Amy sat up in bed and her eyes went wide. She was about to implore her brother to stop but before she could get the words out, David froze in his tracks. Amy listened and heard what her brother had already heard. The footsteps had stopped. David turned to look at Amy and she could see the concern on his face. Amy started to pull the covers away and ease herself out of the bed. Just as her feet touched the floor, the footsteps started again this time louder and faster than ever before. Amy ran toward her brother and tripped on the mess on the floor, falling into her brother’s arms. The footsteps were getting louder and louder now. Amy looked up at her brother and saw the shock on his face as they both realized that the footsteps were coming towards the door. Whatever was walking around inside the closet was now just on the other side of the door.
For a moment David considered running as fast as he could for the safety of his parents’ bedroom. But as he struggled to help his sister to her feet in the dark, he knew he had to help her first. Before David could react, the footsteps suddenly stopped, the closet door made a clicking noise and slowly started to open.
“It happened really fast,” says David. “It seems like slow motion – the door opening and me pushing my sister behind me. I saw it walk towards me, a shadow. There weren’t any footsteps now, just this figure, black on black, kinda peacefully floating through the air toward me.”
The next morning David woke up next to his sister on the floor. The footsteps were never heard again, and for ten years they went about their lives, never talking about that night. David spent more time with his new friends but Amy was a different person. The formerly happy, outgoing child became a withdrawn, frightened teenager. After interventions and counseling had failed, Amy confessed to her brother that she was leaving for good. “I told her I would help her any way I could,” recalls David. “I don’t know why I said it, but I told her I was always going to be her big brother and I would always help her, just like I did that night when the shadow came out of the closet.” Amy stared at David in disbelief. David assumed that the young girl she had been had blocked the memory all these years so he recounted as delicately as he could what had happened that night. Amy began to cry as her brother spoke. “No, David,” she said, “I remember it, I remember it all.” Then Amy told David that when he pushed her behind him to protect her from the thing in the closet, she came face to face with the wall opposite the closet door, the wall of their bedroom with the full-length mirror.

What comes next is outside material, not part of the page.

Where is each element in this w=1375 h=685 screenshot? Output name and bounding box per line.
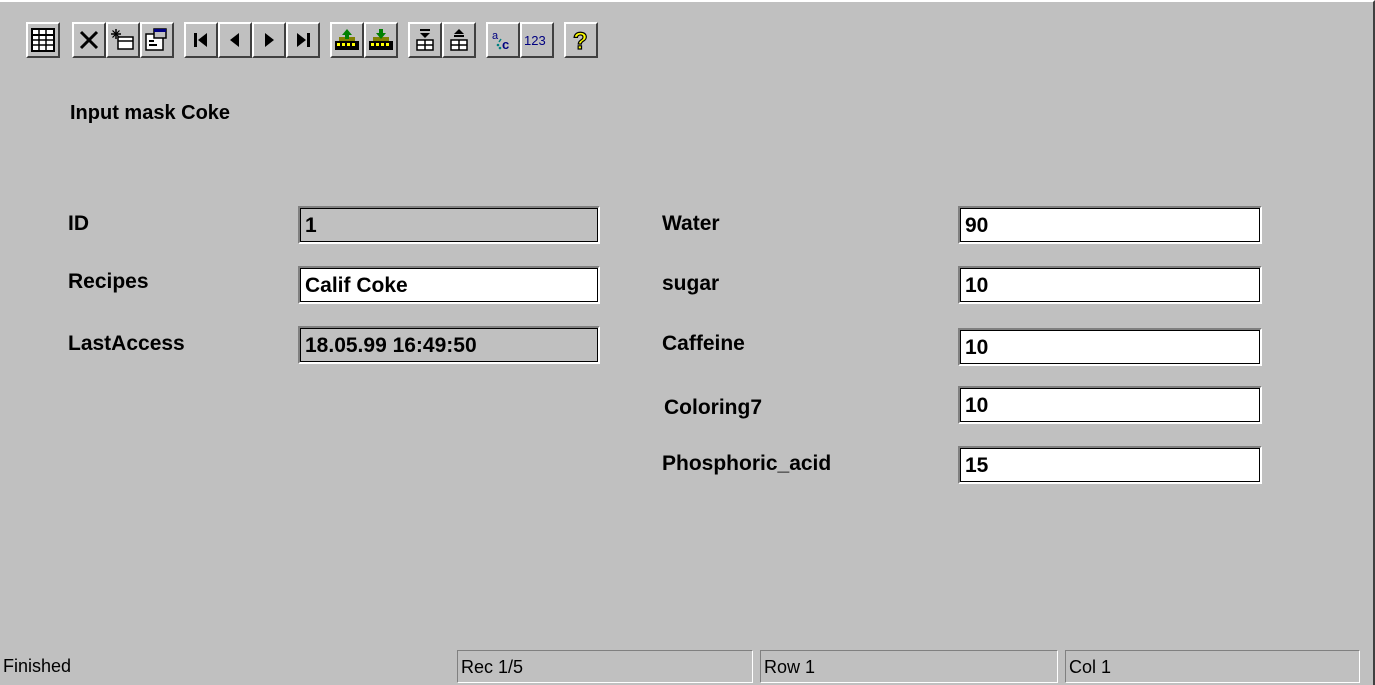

Some stories say that monsters cast no reflection, that evil is revealed only by its absence. But some stories get it wrong. What Amy saw in the mirror was no shadow, no floating blur, but a figure cut in the regalia of Hell’s own finery, a vaguely human image of inspired despair, loss, and death. While David had always believed that some poor soul had found release that night, Amy had wondered why she and her brother had been unfortunate enough to share a closet with the King of Death himself.